The results were led by Monet's 'Meules à Giverny' and Leonora Carrington's record-breaking 'Les Distractions de Dagobert'
...Surrealism played a starring role in the evening action, especially thanks to works by women artists. This was best evidenced by Carrington’s Les Distractions de Dagobert. Painted in tempera on Masonite, the hallucinatory, dreamlike work fetched a record $24.5m ($28.5m with fees), more than double its $12m low estimate.
Eduardo F. Constantini, the founder of the Museo de Arte Latinoamericano de Buenos Aires (Malba), won the lot by outdueling a plethora of telephone underbidders from his seat near the front of the salesroom. After the hammer came down, the room erupted in gleeful applause.
First exhibited at the Pierre Matisse Gallery in New York in 1948, the minutely detailed painting bears imagery that floats between the occult and the mists of ancient myths. It last sold at Sotheby’s in New York in November 1995—but in a Latin American Art auction for a then-estimate-busting $475,000 with fees, showing just how much times have changed.
“I was the underbidder 30 years ago when it last sold here,” Constantini told The Art Newspaper as he exited the salesroom. It goes to show that collecting can be a long and winding journey.
A second Carrington painting, titled Who art thou, White Face? (1959) and featuring a winged and horned horse creature, brought a within-estimate $2m ($2.5m with fees).
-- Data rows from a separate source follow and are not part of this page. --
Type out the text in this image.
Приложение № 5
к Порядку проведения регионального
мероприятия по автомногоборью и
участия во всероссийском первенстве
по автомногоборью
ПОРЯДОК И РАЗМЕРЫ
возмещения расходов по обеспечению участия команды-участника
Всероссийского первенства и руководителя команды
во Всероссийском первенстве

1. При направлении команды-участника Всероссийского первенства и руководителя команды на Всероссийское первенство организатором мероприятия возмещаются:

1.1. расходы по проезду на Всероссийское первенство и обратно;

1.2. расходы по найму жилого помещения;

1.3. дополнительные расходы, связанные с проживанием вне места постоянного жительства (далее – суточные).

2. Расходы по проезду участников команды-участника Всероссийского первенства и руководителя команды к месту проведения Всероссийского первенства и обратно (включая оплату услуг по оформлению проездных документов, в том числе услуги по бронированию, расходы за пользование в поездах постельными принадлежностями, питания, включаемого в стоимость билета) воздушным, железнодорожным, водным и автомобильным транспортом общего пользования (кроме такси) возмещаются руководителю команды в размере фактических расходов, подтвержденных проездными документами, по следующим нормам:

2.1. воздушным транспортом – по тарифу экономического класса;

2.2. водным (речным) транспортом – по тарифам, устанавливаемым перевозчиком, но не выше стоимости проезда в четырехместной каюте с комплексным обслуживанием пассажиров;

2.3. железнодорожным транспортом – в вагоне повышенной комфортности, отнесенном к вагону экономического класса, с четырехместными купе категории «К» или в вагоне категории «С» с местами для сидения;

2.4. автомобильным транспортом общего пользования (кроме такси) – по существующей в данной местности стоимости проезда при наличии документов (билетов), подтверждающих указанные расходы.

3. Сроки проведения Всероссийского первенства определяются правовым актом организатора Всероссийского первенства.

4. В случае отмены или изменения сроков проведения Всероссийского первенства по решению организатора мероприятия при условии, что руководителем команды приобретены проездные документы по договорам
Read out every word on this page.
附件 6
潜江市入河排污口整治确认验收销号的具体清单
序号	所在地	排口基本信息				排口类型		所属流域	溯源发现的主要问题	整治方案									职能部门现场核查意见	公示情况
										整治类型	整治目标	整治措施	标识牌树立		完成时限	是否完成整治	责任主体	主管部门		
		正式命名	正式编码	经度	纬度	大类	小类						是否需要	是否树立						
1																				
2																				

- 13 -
Three lots earlier, Remedios Varo’s startling 1960 composition Esquiador (Viajero), populated by a pair of encapsulated owls guarding a fur-coated figure in a snow-dusted forest, more than doubled its $1.5m high expectation, rising to $3.4m ($4.2m with fees).
Rounding out the offerings of work by women Surrealists, Leonor Fini’s ghostly composition Le Train (1975)—centred on two seated female rail passengers in profile, each attired in chiffon dresses—brought $350,000 ($444,500 with fees) after a chase by four bidders that surpassed the high estimate. The painting last sold at Tajan Paris in March 2013 for €75,000 with fees.